= Mahadevan Mahalingam =

Malaysian doctor (1929–2026)

Mahadevan Mahalingam (9 September 1929 – 15 June 2026) was a Malaysian doctor, widely considered by his country’s media and scientific community to be thee father of modern psychiatry in Malaysia.

During his long career, he transformed the country's mental healthcare from a system of confinement to one built on dignity, rehabilitation, and understanding.

== Early life ==
He was born in Kuala Lumpur on 9 September 1929. He was the sixth child and third son of civil servant Mahalingam Appukutee Mailvaganam and Mabel Ratna Ammal.

He studied at St. John's Institution.

He undertook medical studies in Bangalore, India, in 1961.

== Career ==
In 1965, he accepted an invitation to work with John Dunn in Dublin, Ireland. He had further engagements with renowned psychiatrists at Columbia University under Herbert Spiegel and at Harvard University under Chester Pierce.

In 1967, at the request of Malaysia's prime minister, Tunku Abdul Rahman, he returned from Ireland to develop Malaysia's modern psychiatric infrastructure.

As its first director, he changed the name of the Central Mental Hospital in Tanjung Rambutan to Hospital Bahagia Ulu Kinta in order to remove social stigma and instill hope.

He introduced community-based rehabilitation and pioneered unconventional methods for psychosocial rehabilitation.
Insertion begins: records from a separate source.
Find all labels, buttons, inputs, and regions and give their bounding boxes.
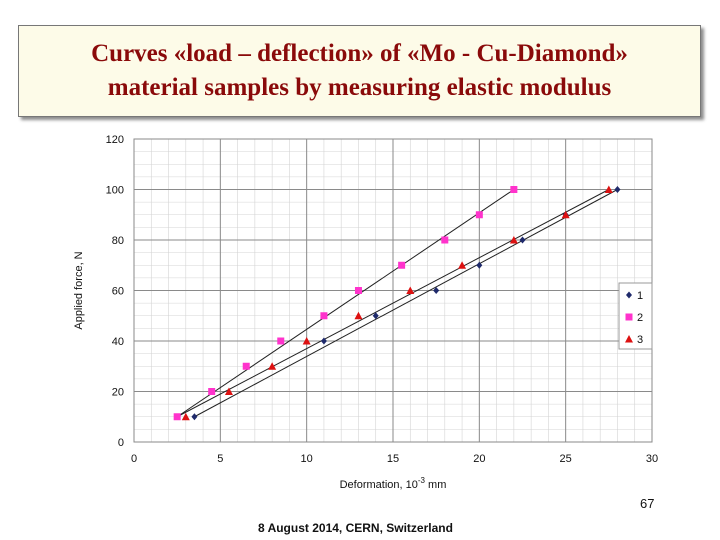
data-point-series-2	[277, 337, 285, 345]
y-tick-label: 120	[106, 134, 124, 146]
legend-marker-2	[625, 313, 633, 321]
data-point-series-1	[320, 337, 327, 345]
legend-label-1: 1	[637, 290, 643, 302]
x-tick-label: 20	[473, 453, 485, 465]
data-point-series-1	[614, 186, 621, 193]
legend-marker-3	[625, 335, 633, 343]
data-point-series-2	[173, 413, 181, 421]
x-tick-label: 25	[560, 453, 572, 465]
data-point-series-1	[372, 312, 379, 320]
legend-marker-1	[626, 291, 632, 299]
trend-line-series-1	[194, 189, 618, 418]
data-point-series-3	[561, 210, 570, 219]
page-number: 67	[640, 496, 655, 511]
data-point-series-3	[268, 362, 277, 370]
legend-box	[618, 282, 653, 350]
y-axis-title: Applied force, N	[73, 251, 85, 329]
data-point-series-1	[433, 287, 440, 294]
data-point-series-1	[191, 413, 198, 421]
y-tick-label: 20	[112, 387, 124, 399]
y-tick-label: 40	[112, 336, 124, 348]
data-point-series-2	[242, 362, 250, 370]
slide-title-line-1: Curves «load – deflection» of «Mo - Cu-D…	[91, 40, 628, 67]
trend-line-series-3	[176, 189, 610, 418]
data-point-series-3	[604, 185, 613, 193]
data-point-series-3	[458, 261, 467, 269]
data-point-series-3	[181, 412, 190, 421]
data-point-series-2	[441, 236, 449, 244]
data-point-series-1	[519, 236, 526, 244]
data-point-series-2	[510, 186, 518, 193]
data-point-series-3	[302, 337, 311, 345]
y-tick-label: 0	[118, 437, 124, 449]
legend-label-3: 3	[637, 334, 643, 346]
slide-title-line-2: material samples by measuring elastic mo…	[107, 74, 612, 101]
data-point-series-1	[476, 261, 483, 269]
x-tick-label: 30	[646, 453, 658, 465]
y-tick-label: 80	[112, 235, 124, 247]
x-tick-label: 10	[301, 453, 313, 465]
data-point-series-2	[398, 261, 406, 269]
x-tick-label: 0	[131, 453, 137, 465]
data-point-series-2	[208, 388, 216, 395]
data-point-series-2	[475, 211, 483, 219]
y-tick-label: 60	[112, 286, 124, 298]
data-point-series-2	[354, 287, 362, 294]
data-point-series-2	[320, 312, 328, 320]
slide-title-box: Curves «load – deflection» of «Mo - Cu-D…	[18, 25, 701, 117]
x-tick-label: 15	[387, 453, 399, 465]
data-point-series-3	[354, 311, 363, 320]
x-axis-title: Deformation, 10-3 mm	[340, 476, 447, 491]
data-point-series-3	[509, 236, 518, 244]
y-tick-label: 100	[106, 185, 124, 197]
x-tick-label: 5	[217, 453, 223, 465]
trend-line-series-2	[176, 189, 515, 418]
data-point-series-3	[406, 286, 415, 294]
legend-label-2: 2	[637, 312, 643, 324]
footer-text: 8 August 2014, CERN, Switzerland	[258, 521, 453, 535]
data-point-series-3	[224, 387, 233, 395]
This included clinical hypnotherapy and equine therapy.

He served as the government's chief psychiatrist during the 1980s and was also founding president of the Malaysian Psychiatric Association.

He was the first Malaysian president of the International College of Psychosomatic Medicine's Asian chapter.

== Legacy ==
Harvard University established a travelling fellowship named in his honour.

In 2004, his biography Mad Heaven was penned by Aneeta Sundararaj.

== Legal disputes ==
In 2009, Mahadevan claimed that he became disabled and began using a wheelchair after a vicious attack by thugs on 14 December 2009, over a family dispute in court over four plots of land.

In January 2014, the KL High Court ordered then MIC treasurer-general V Ramanan to pay back RM5.5 million to Mahadevan. The court ruled that Ramanan had misrepresented himself by claiming he could assist Mahadevan to retrieve a RM26.6 million debt from the Defence Ministry for using the psychiatrist's land in Sungei Petani, Kedah, as a firing range between 1968 and 1988. It found that Ramanan produced a forged letter from the ministry giving the assurance that payment would be made, prompting Mahadevan to pay RM5.5 million into Ramanan's personal account on 19 May 2010.

== Death ==
Mahadevan died in his home at Ukay Heights from heart failure and lung infection on 15 June 2026.